Klaus „Zappel“ Richtzenhain. Federnder Vorfußläufer, ganz kurze Kontaktzeiten! Nie geknautscht oder geknüppelt, wie wir sagten. Langlaufen am Finsterberg - Foto: Henner Misersky

Silbermedaillengewinner Klaus Richtzenhain (Melbourne 1956) – aktualisiert: Der Sport war eine völlig andere Zeit“ – Von KLAUS BLUME

By GRR 0

Trainer des Jahres 2019: Mit Henner Misersky ehrte German Road Races einen Lauf- und Skilanglauftrainer, der nach seiner Verweigerung des staatlich verordneten Dopings im DDR-Leistungssport „Berufsverbot“ erhielt, in den 90er Jahren seine im Biathlon als Olympiasiegerin und bei Weltmeisterschaften zu zahlreichen Medaillen laufende Tochter Antje zu großen Erfolgen führte. Siehe seine Anfügungen am Ende des Beitrages.

                                    Henner Misersky (r.) 2019 bei der Ehrung in Tübingen: Foto: Fabian Knisel

Es ist still geworden um Klaus Richtzenhain. Sehr still – und das nun seit Jahren. „Es ruft niemand mehr an. Aber ich habe ja auch schon seit vielen Jahren keinen Kontakt mehr zu irgend jemanden aus der Laufszene“, erzählt Klaus Richtzenhain.

Auch nicht zu Siegfried Valentin, der 1960 immerhin den Weltrekord über 1000 Meter (damals 2:16,7 Minuten) hielt? Einem seinerzeit heftigsten Konkurrenten. „Ach was, zu dem hatte ich schon als Läufer keinen Kontakt“, bequemt sich Richtzenhain zu einer Erklärung.

Der heute 86jährige Richtzenhain galt einst als elegantester deutscher Läufer. Viele eiferten ihm schon deshalb nach, wollten so scheinbar unbeschwert laufen können wie er. „Als er 1958 bei den DDR-Meisterschaften in Jena den Titel über 1500 Meter gewann, schwebte er förmlich über der Bahn. Wir waren alle hingerissen.
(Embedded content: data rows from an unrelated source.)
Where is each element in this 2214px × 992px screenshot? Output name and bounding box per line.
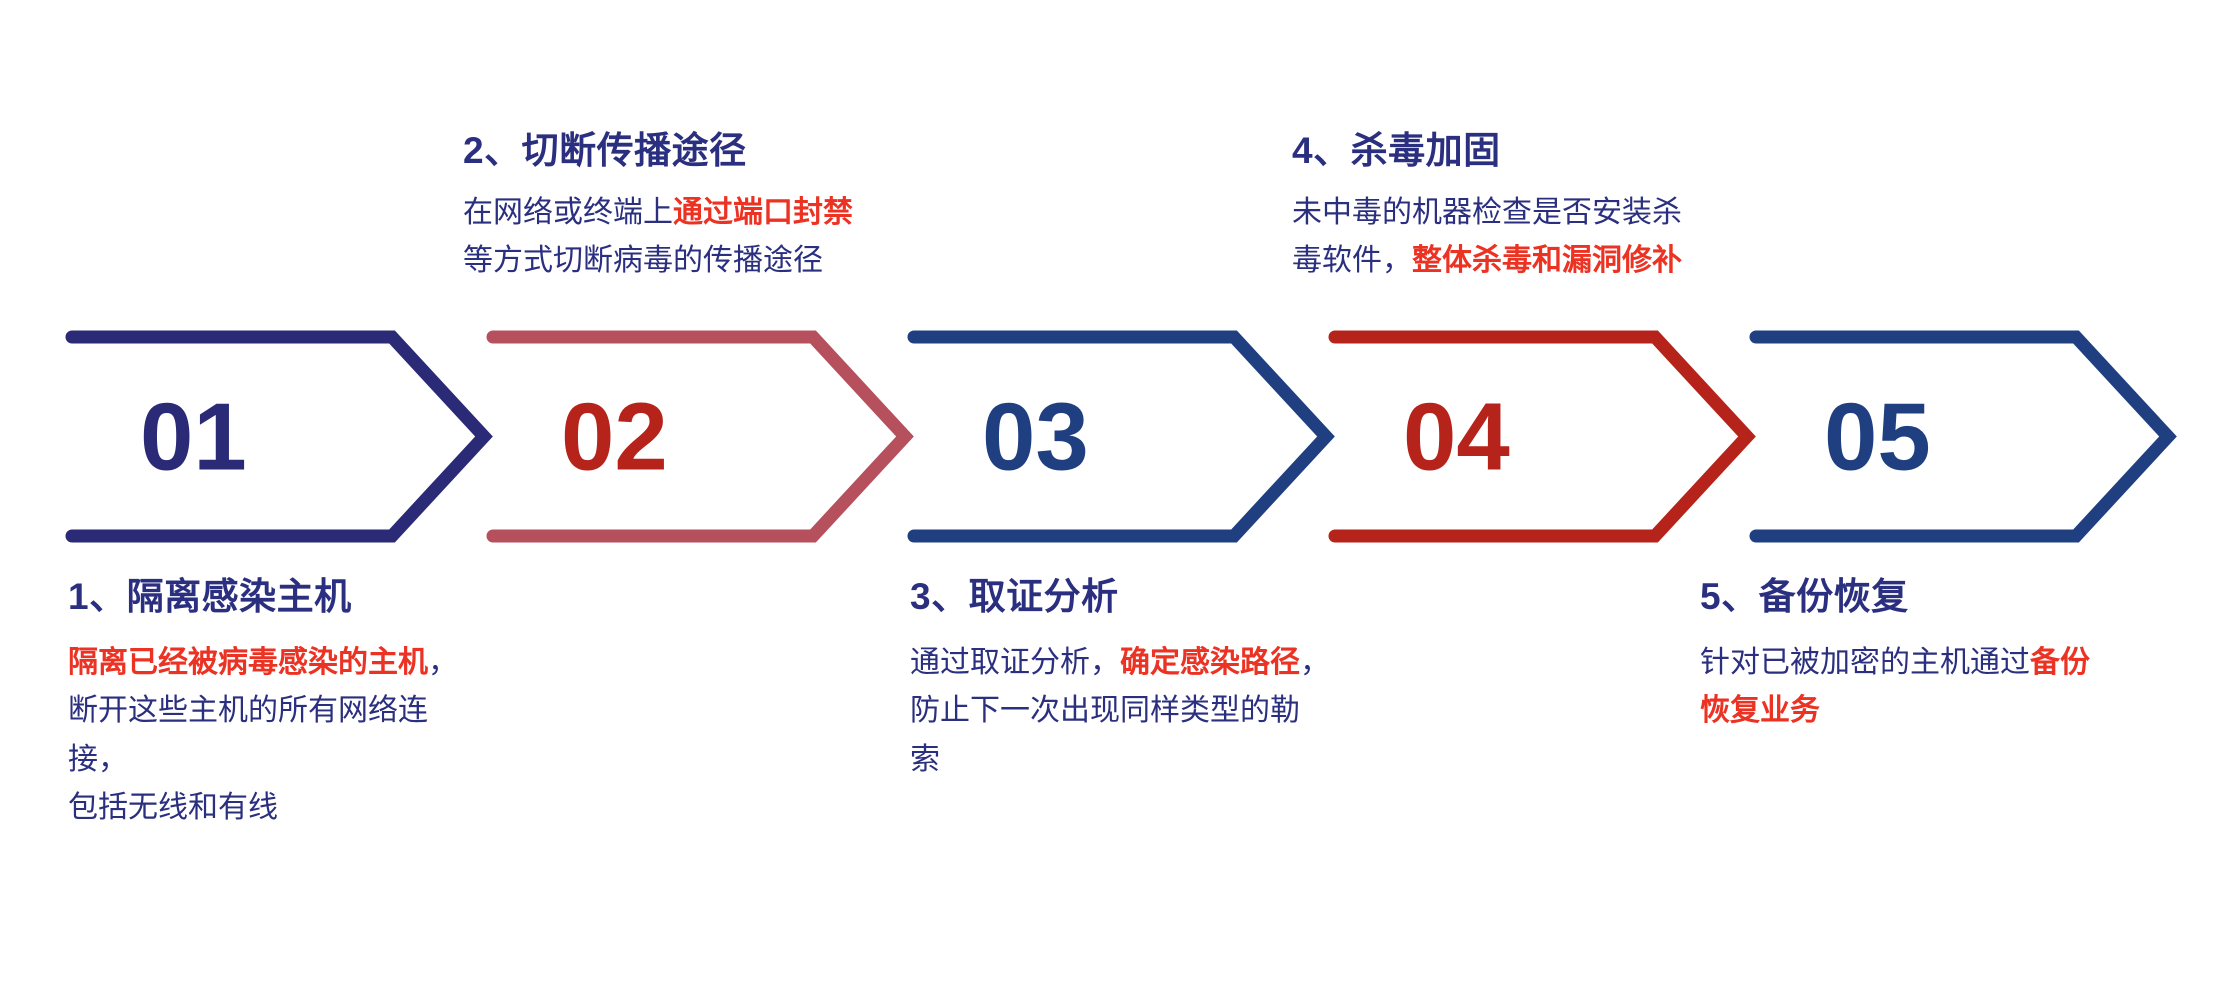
highlighted-phrase: 备份 [2030, 646, 2090, 679]
chevron-05 [1756, 337, 2168, 536]
chevron-04 [1335, 337, 1747, 536]
step-body-line: 隔离已经被病毒感染的主机， [68, 639, 468, 688]
step-body-1: 隔离已经被病毒感染的主机，断开这些主机的所有网络连接，包括无线和有线 [68, 639, 468, 833]
step-body-3: 通过取证分析，确定感染路径，防止下一次出现同样类型的勒索 [910, 639, 1330, 785]
chevron-number-01: 01 [140, 384, 247, 491]
body-text: 未中毒的机器检查是否安装杀 [1292, 196, 1682, 229]
highlighted-phrase: 恢复业务 [1700, 694, 1820, 727]
chevron-03 [914, 337, 1326, 536]
step-block-3: 3、取证分析 通过取证分析，确定感染路径，防止下一次出现同样类型的勒索 [910, 576, 1330, 784]
step-body-line: 未中毒的机器检查是否安装杀 [1292, 189, 1732, 238]
chevron-number-03: 03 [982, 384, 1089, 491]
step-body-line: 防止下一次出现同样类型的勒 [910, 687, 1330, 736]
step-title-1: 1、隔离感染主机 [68, 576, 468, 619]
step-body-line: 在网络或终端上通过端口封禁 [463, 189, 883, 238]
body-text: 断开这些主机的所有网络连接， [68, 694, 428, 776]
step-title-5: 5、备份恢复 [1700, 576, 2140, 619]
body-text: 防止下一次出现同样类型的勒 [910, 694, 1300, 727]
body-text: 毒软件， [1292, 244, 1412, 277]
step-body-2: 在网络或终端上通过端口封禁等方式切断病毒的传播途径 [463, 189, 883, 286]
chevron-sequence: 0102030405 [0, 0, 2214, 992]
step-title-4: 4、杀毒加固 [1292, 130, 1732, 173]
step-body-4: 未中毒的机器检查是否安装杀毒软件，整体杀毒和漏洞修补 [1292, 189, 1732, 286]
step-title-2: 2、切断传播途径 [463, 130, 883, 173]
body-text: ， [1300, 646, 1330, 679]
chevron-svg: 0102030405 [0, 0, 2214, 992]
step-body-line: 索 [910, 736, 1330, 785]
infographic-canvas: 0102030405 1、隔离感染主机 隔离已经被病毒感染的主机，断开这些主机的… [0, 0, 2214, 992]
highlighted-phrase: 隔离已经被病毒感染的主机 [68, 646, 428, 679]
body-text: 索 [910, 743, 940, 776]
chevron-number-02: 02 [561, 384, 668, 491]
step-body-5: 针对已被加密的主机通过备份恢复业务 [1700, 639, 2140, 736]
body-text: 针对已被加密的主机通过 [1700, 646, 2030, 679]
body-text: 包括无线和有线 [68, 791, 278, 824]
step-block-4: 4、杀毒加固 未中毒的机器检查是否安装杀毒软件，整体杀毒和漏洞修补 [1292, 130, 1732, 286]
step-block-5: 5、备份恢复 针对已被加密的主机通过备份恢复业务 [1700, 576, 2140, 736]
highlighted-phrase: 确定感染路径 [1120, 646, 1300, 679]
step-body-line: 通过取证分析，确定感染路径， [910, 639, 1330, 688]
body-text: 在网络或终端上 [463, 196, 673, 229]
step-body-line: 断开这些主机的所有网络连接， [68, 687, 468, 784]
chevron-01 [72, 337, 484, 536]
chevron-number-04: 04 [1403, 384, 1510, 491]
chevron-02 [493, 337, 905, 536]
step-block-2: 2、切断传播途径 在网络或终端上通过端口封禁等方式切断病毒的传播途径 [463, 130, 883, 286]
step-body-line: 包括无线和有线 [68, 784, 468, 833]
highlighted-phrase: 通过端口封禁 [673, 196, 853, 229]
step-body-line: 针对已被加密的主机通过备份 [1700, 639, 2140, 688]
body-text: 通过取证分析， [910, 646, 1120, 679]
step-title-3: 3、取证分析 [910, 576, 1330, 619]
step-body-line: 恢复业务 [1700, 687, 2140, 736]
step-body-line: 等方式切断病毒的传播途径 [463, 237, 883, 286]
step-body-line: 毒软件，整体杀毒和漏洞修补 [1292, 237, 1732, 286]
body-text: ， [428, 646, 458, 679]
highlighted-phrase: 整体杀毒和漏洞修补 [1412, 244, 1682, 277]
step-block-1: 1、隔离感染主机 隔离已经被病毒感染的主机，断开这些主机的所有网络连接，包括无线… [68, 576, 468, 833]
chevron-number-05: 05 [1824, 384, 1931, 491]
body-text: 等方式切断病毒的传播途径 [463, 244, 823, 277]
Es ging nicht um die Zeit, nicht um den Sieg, es ging wirklich allein ums Laufen“, erinnert sich der frühere Hindernis- und heutige Skilangläufer Henner Misersky (80).

Richtzenhain kann sich den damaligen Hype bis heute nicht erklären: „Ach ja, war das so? Ich weiß ja nicht. Doch wenn es so gewesen sein soll, wird es ja auch so gewesen sein.“

Filme über seine großen Rennen hat sich Richtzenhain zu keiner Zeit angesehen, er hat auch keinen einzigen gebunkert, auch keine anderen Erinnerungsstücke. „Und wenn es Filme über meine Rennen gäbe, warum sollte ich mir so etwas heute noch ansehen?“ So sentimental sei er nun wirklich nicht. Das sei Schnee von gestern. Außerdem liege seine Zeit als erfolgreicher und einst hoch angesehener Läufer Jahrzehnte zurück.

Auch seine unerwartete sportliche Großtat bei den Olympischen Spielen 1956 in Melbourne, als er völlig überraschend hinter dem Iren Ron Delaney und vor dem australischen Top-Favoriten John Landy über 1500 Meter die Silbermedaille gewann. Die damals gesamt-deutsche Mannschaft wählte ihn daraufhin für die Abschlussfeier zum Träger der deutschen Flagge.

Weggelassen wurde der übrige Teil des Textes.